Röderaue. Wie kann sich ein großes Modehaus mit Hauptfiliale im kleinen Frauenhain halten? Diese Frage hört Christoph Haase öfters. „An der Ware liegt es nicht“, sagt der 40-Jährige. Die gleichen Marken gebe es auch anderswo. „Die Leute scheinen sich bei uns wohlzufühlen“, sagt der Firmenchef schließlich.

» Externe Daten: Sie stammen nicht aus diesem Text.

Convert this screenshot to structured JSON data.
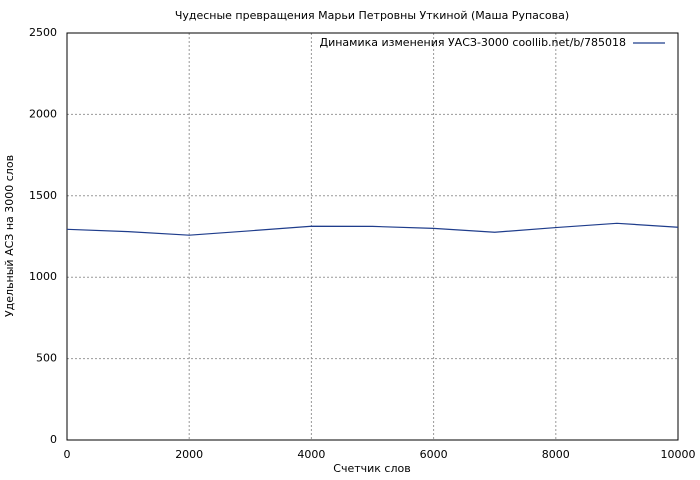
{
  "chart_data": {
    "type": "line",
    "title": "Чудесные превращения Марьи Петровны Уткиной (Маша Рупасова)",
    "x_label": "Счетчик слов",
    "y_label": "Удельный АСЗ на 3000 слов",
    "x": [
      0,
      1000,
      2000,
      3000,
      4000,
      5000,
      6000,
      7000,
      8000,
      9000,
      10000
    ],
    "series": [
      {
        "name": "Динамика изменения УАСЗ-3000 coollib.net/b/785018",
        "color": "#1f3d8c",
        "values": [
          1294,
          1280,
          1258,
          1285,
          1313,
          1312,
          1300,
          1276,
          1305,
          1331,
          1307
        ]
      }
    ],
    "xlim": [
      0,
      10000
    ],
    "xticks": [
      0,
      2000,
      4000,
      6000,
      8000,
      10000
    ],
    "ylim": [
      0,
      2500
    ],
    "yticks": [
      0,
      500,
      1000,
      1500,
      2000,
      2500
    ],
    "grid": true,
    "legend_position": "top-right"
  }
}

Seit mehr als zehn Jahren leitet Christoph Haase das gleichnamige Modehaus mit Stammsitz in Frauenhain und Filialen in Dresden und Riesa. Das Familienunternehmen wird in sechster Generation geführt und feiert gerade sein 160-Jähriges. Die Tradition ist ein Pfund: Viele Stammkunden kaufen schon seit Ewigkeiten hier ein. Es gebe Leute, die nach Rostock oder Liechtenstein weggezogen sind, aber bei Heimatbesuchen zum Kleidungskauf vorbeikommen, erzählt der Chef. In Frauenhain treffen sie auf Verkaufspersonal, das sie seit Jahrzehnten kennen. – Den guten Ruf, den die Vorfahren aufgebaut haben, pflegt das 20-köpfige Team um Christoph Haase. Wenn ein Geschäft länger existiere als die ältesten Kunden, habe das aber auch eine Schattenseite. Ein Problem, mit dem der Betrieb schon lange kämpfe: „Wir haben einen altbackenen Ruf. Gerade junge Leute gehen nicht unbedingt dorthin, wo Oma und Opa einkaufen.“ Und selbst Menschen im mittleren Alter hätten Vorurteile. „Das muss man aushalten. Ich werde nicht alle vom Gegenteil überzeugen können“, sagt der Inhaber.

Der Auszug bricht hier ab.